她又走近了他一些,酒的味道混著她身上特有的清香味道,在深夜的空氣里像是迷幻的香精,充斥著他的感官系統。

傅青山剛剛和林嫣吵架還沒有舒展開的眉頭蹙的更緊,想到紀雲深之前提醒他的話,他只能充滿歉意的說道,「抱歉晗兒,這件事我可能幫不了你,林嫣感冒了,還在家里等著我……」

後面的話,無需他再多說,他想以紀晗的聰明也能夠明白,所以他選擇了不說,想保留住記憶里那份獨一無二的美好,也是她給的那份獨一無二的美好。

「青山哥,你還沒有聽我要求你的是什么,你就選擇了拒絕嗎?是阿深跟你說了什么嗎?還是喬漫……或者林嫣跟你說了什么嗎?」

紀晗不敢置信的看著門里面的傅青山,這個永遠對她有求必應的男人,是從什么時候開始把她從他的心里一點一點的剔除掉的?

而她……卻渾然不知。

傅青山逆著光影站在那里,背後的晦暗燈影將他本就高大的身影,勾勒的愈發挺拔偉岸,也更加的冷漠無情,他微微低頭,看著腳下自己被光影拉得老長的身影,「晗兒,事到如今,你還想讓我怎么幫你?」

「老紀那么做,其實已經是在幫你了,你別再執迷不悟下去了!」

傅青山挑了挑精致的劍眉,語調輕的像是空中漂浮的塵埃,卻又好像有著千斤的重量,一字一句都壓在她的心尖上,「還有,這件事情跟喬漫和林嫣沒有關系,她們也沒有對我說過什么。」

「這件事情的問題在於你和老紀,喬漫算得上是局中人,林嫣雖然是喬漫的好朋友,但你們之間的事情,我不會讓她摻和,她也從來沒有摻和,所以,這件事情跟林嫣沒有任何關系,你也不要想得太多了。」

更多的話,傅青山沒有說,畢竟那是她和老紀還有喬漫之間的事情,他不想摻和進去,而保持中立是現在最好的辦法。

「青山哥,你現在是在幫著阿深維護她們嗎?」

傅青山微微搖頭,聲音還是一貫的低沉磁性,「談不上維護,我只是在陳述事實。」

他抬起左手的手腕,看了一眼上面的精致表盤,上面顯示的時間,已經是深夜的十點四十五分了。
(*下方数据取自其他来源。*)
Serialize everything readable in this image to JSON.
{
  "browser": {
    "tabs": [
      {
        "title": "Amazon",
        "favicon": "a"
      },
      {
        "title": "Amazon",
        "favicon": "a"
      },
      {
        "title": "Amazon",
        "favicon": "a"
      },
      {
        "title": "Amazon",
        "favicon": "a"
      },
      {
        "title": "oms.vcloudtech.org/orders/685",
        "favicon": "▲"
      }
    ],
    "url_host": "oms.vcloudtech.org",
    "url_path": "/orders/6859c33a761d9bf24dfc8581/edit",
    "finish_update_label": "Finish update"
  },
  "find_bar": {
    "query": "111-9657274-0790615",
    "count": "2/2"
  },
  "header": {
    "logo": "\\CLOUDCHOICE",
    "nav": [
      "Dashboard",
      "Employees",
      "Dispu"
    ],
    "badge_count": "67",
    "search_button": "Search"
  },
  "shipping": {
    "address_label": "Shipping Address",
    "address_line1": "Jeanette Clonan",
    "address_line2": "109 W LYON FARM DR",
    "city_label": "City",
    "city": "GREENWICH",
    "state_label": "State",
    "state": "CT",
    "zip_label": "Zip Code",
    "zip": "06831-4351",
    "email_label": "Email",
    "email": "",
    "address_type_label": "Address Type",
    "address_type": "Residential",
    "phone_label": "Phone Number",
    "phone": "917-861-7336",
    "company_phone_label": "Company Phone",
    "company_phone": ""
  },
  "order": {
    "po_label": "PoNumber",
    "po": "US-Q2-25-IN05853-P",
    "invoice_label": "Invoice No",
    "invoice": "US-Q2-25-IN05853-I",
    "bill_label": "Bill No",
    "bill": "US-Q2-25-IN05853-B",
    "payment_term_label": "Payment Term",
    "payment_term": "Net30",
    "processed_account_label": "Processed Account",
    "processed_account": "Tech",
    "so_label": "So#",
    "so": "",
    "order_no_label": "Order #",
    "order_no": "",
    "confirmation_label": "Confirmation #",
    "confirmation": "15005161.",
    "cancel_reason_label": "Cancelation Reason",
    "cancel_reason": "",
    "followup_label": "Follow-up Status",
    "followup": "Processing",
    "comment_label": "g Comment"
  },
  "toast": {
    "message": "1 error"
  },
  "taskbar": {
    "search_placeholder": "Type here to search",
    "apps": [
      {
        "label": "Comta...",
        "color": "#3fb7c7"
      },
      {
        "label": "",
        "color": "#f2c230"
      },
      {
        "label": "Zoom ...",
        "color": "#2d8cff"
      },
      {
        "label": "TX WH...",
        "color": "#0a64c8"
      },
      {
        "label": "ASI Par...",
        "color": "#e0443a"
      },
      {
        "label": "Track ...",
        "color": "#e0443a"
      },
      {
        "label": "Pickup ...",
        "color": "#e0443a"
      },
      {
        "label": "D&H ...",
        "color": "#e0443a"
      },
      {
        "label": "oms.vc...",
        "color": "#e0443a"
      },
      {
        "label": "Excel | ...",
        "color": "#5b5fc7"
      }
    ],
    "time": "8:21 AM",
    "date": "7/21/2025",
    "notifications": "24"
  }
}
接著,他又深深的瞥了一眼站在門邊上,渾身都在不斷往下滴著雨水的紀晗,然後間隔了幾秒,才淡淡的開口說道,「你喝酒了,我讓我的屬下送你回去吧,這么晚了,你一個人不安全。」

紀晗像是被人點了穴道一樣,怔愣的站在那里,聽著傅青山沒有任何的溫度起伏聲音,就好像她對他來說,只是一個路人,甚至連路人都算不上。

或者更准確一點的說,她就像是一個麻煩,一個他和紀雲深之間踢來踢去的麻煩。

如果是以前,他深夜看到她這么狼狽的來找他,肯定會心疼到不知所措,可現在,他卻可以這么冷靜的對她說別再執迷不悟下去了,可究竟是她太執迷不悟,還是她和阿深的那份感情根本經不起挫折?為什么就沒有人回答她呢?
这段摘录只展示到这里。